Inspired by a comment that my friend Brad made to me last night about a possible reteaming of Denise Richards and Neve Campbell, both in dire need of a return to the screen, in a film written by Stephen Peters, who wrote Wild Things, I've remembered the extreme fondness I had for the film when I was a wee lad. Wild Things is, above all else, a glorious parade of excess and trashiness. On nearly every level, we're given way too much, which strangely works in the film's favor. It never ceases to inspire a "no, they aren't going to... oh wait, they did" reaction. I could make a list that would go on for pages about everything that is taken to the fullest extreme here. The only thing missing was Denise Richards giving an unsimulated blow job to Matt Dillon. When a lesbian scene between two hot high school girls quickly turns into a bitchy cat-fight, when you get a full view of Kevin Bacon's obviously fluffed penis as he turns around in the shower, when you cast fucking Theresa Russell as Richards' gluttonous, slutty mother -- you know you're in for a treat.

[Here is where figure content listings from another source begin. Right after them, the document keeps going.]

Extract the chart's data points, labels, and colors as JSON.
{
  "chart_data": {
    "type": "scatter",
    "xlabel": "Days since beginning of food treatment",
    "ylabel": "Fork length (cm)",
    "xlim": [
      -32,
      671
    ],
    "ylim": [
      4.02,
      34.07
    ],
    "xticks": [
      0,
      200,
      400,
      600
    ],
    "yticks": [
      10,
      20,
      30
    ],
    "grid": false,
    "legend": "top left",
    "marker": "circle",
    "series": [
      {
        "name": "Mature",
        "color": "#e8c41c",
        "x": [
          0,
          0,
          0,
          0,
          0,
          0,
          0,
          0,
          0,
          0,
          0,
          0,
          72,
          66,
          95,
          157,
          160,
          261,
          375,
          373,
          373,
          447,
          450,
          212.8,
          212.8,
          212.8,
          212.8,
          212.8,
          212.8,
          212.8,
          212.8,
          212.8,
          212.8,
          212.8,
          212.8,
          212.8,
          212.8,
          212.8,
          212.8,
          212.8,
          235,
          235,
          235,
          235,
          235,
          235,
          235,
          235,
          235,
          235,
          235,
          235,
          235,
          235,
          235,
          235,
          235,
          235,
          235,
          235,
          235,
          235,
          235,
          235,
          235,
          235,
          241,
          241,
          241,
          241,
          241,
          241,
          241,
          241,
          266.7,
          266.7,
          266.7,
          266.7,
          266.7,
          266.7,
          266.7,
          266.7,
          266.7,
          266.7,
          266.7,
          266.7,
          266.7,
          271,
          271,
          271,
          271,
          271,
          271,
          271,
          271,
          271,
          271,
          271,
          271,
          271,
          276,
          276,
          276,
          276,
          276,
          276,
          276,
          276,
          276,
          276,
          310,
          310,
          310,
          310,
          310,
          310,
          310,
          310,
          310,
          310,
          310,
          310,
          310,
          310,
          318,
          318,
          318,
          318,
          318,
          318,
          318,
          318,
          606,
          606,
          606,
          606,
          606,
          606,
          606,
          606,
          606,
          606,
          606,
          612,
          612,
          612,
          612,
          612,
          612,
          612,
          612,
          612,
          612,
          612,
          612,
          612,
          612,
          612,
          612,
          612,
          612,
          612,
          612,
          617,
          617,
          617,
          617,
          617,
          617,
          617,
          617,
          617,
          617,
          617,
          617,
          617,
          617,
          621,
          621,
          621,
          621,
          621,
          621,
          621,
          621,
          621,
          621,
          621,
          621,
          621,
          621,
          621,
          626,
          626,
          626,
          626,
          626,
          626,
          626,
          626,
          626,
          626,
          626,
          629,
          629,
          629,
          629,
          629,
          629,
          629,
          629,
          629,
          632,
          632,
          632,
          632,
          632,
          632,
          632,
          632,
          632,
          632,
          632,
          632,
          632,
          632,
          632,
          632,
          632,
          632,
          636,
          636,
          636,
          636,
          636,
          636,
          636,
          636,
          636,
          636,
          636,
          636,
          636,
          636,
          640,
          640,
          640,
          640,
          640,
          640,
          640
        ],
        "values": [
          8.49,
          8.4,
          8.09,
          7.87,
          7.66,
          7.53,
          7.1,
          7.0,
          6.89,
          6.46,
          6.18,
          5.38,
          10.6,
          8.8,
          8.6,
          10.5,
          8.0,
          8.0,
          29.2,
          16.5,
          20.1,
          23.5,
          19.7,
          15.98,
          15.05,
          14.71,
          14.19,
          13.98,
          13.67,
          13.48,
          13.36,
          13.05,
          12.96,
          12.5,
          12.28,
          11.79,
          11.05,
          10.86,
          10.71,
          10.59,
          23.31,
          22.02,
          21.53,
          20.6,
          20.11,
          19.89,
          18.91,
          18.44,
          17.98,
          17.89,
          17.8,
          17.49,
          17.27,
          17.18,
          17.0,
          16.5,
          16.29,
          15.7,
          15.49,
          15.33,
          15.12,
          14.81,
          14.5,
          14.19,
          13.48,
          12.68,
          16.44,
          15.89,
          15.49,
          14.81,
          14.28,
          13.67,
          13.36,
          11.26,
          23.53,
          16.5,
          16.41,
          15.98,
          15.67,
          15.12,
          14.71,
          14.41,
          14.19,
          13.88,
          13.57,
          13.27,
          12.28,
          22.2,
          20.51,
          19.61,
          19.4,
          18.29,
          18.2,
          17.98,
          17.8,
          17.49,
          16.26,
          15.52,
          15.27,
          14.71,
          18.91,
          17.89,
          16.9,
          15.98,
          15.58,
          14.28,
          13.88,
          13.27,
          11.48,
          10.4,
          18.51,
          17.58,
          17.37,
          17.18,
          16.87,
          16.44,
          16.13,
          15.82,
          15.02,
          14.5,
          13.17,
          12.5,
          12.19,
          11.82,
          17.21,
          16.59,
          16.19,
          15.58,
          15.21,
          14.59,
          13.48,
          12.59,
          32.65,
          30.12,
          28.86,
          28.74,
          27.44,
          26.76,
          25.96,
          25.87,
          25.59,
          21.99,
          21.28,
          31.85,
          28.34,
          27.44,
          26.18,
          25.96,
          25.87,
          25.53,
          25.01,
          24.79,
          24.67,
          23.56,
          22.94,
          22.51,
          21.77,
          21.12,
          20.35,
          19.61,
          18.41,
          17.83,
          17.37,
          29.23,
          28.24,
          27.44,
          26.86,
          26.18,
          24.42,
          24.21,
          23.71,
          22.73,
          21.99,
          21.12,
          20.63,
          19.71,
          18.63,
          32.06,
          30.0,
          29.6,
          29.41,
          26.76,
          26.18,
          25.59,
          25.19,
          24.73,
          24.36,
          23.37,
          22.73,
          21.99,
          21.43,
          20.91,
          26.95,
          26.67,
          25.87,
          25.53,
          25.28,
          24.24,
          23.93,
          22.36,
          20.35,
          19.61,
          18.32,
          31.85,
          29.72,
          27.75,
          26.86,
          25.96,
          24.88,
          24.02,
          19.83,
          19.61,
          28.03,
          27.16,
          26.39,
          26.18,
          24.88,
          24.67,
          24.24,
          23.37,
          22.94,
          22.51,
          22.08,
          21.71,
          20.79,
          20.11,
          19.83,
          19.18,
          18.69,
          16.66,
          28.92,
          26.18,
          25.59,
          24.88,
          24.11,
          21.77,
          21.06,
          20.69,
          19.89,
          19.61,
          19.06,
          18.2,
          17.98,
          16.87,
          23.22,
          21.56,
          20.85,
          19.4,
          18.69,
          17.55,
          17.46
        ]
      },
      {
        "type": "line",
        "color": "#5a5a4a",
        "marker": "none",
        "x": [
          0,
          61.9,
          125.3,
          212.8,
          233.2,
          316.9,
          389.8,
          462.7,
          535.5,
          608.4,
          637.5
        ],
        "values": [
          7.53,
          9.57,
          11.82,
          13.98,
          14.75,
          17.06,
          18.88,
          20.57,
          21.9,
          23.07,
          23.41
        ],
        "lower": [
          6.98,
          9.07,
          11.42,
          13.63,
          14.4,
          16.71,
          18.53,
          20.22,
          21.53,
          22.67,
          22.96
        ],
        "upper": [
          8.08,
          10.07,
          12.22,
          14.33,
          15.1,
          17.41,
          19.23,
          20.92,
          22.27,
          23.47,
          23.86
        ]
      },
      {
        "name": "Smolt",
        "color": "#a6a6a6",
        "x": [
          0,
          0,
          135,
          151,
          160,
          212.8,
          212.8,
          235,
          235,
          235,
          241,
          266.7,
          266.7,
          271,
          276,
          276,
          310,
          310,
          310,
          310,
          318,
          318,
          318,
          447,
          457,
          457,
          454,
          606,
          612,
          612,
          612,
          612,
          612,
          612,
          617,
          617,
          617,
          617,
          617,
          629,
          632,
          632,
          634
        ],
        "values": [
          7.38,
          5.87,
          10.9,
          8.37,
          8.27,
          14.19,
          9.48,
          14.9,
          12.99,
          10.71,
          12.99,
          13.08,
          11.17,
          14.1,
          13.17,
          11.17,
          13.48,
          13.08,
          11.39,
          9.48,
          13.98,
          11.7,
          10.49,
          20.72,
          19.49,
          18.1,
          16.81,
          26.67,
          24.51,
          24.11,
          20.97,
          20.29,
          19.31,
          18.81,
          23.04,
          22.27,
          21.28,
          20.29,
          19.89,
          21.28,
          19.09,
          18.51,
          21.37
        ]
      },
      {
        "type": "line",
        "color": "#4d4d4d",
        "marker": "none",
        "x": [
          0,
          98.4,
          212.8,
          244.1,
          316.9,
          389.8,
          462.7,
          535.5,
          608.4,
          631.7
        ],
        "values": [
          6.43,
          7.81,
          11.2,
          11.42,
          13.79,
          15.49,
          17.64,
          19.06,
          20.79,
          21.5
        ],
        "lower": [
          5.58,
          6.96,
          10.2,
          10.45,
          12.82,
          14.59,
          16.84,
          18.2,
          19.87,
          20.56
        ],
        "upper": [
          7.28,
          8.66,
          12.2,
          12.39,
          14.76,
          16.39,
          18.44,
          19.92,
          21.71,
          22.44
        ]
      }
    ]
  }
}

The tentative title for the Richards/Campbell reteaming is Backstabbers, which might as well have been the subtitle for this film. The plot twists and turns appear to be typically Hollywood, but when they come in the droves they do in this film, you can't help but smirk. It's certainly problematic when a film is aware of its own campiness, but Wild Things is so genuinely appealing in its seediness that this doesn't hurt it at all. Richards is perfect in her token role, the rich, pouty-lipped bitch (I really can't think of anyone who pulls it off better than she does). Campbell is delightfully miscast as the girl from the wrong side of the tracks, but still pulls off the alluring cruelty. Bacon is a total sleaze, a pulpier version of his character in Where the Truth Lies. And Dillon plays exactly the person you'd expect that he would have become if his career tanked post-1980s. The only one truly out of place here is Bill Murray, as the lawyer, whose role solely requires him to make unfitting jokes and shoot looks of utter confusion and moritification at Richards. His faces are the exact ones we'd give her if we weren't in on the joke. And because he's not, he's useless here. It's actually most surprising that the film was directed by John McNaughton, whose Henry: Portrait of a Serial Killer was a starkly realist horror film. He made a campy women-in-prison film a few years prior with Anne Heche and Ione Skye (weirdly predicting both of their "coming outs" as lesbians) called Girls in Prison -- though I haven't seen it, I doubt it matches the tawdry brilliance that is Wild Things. The film goes so far over-the-top you can't help but be shocked at the fact that McNaughton decided to cut a scene of Dillon and Bacon naked in the shower together. Now, that's too much.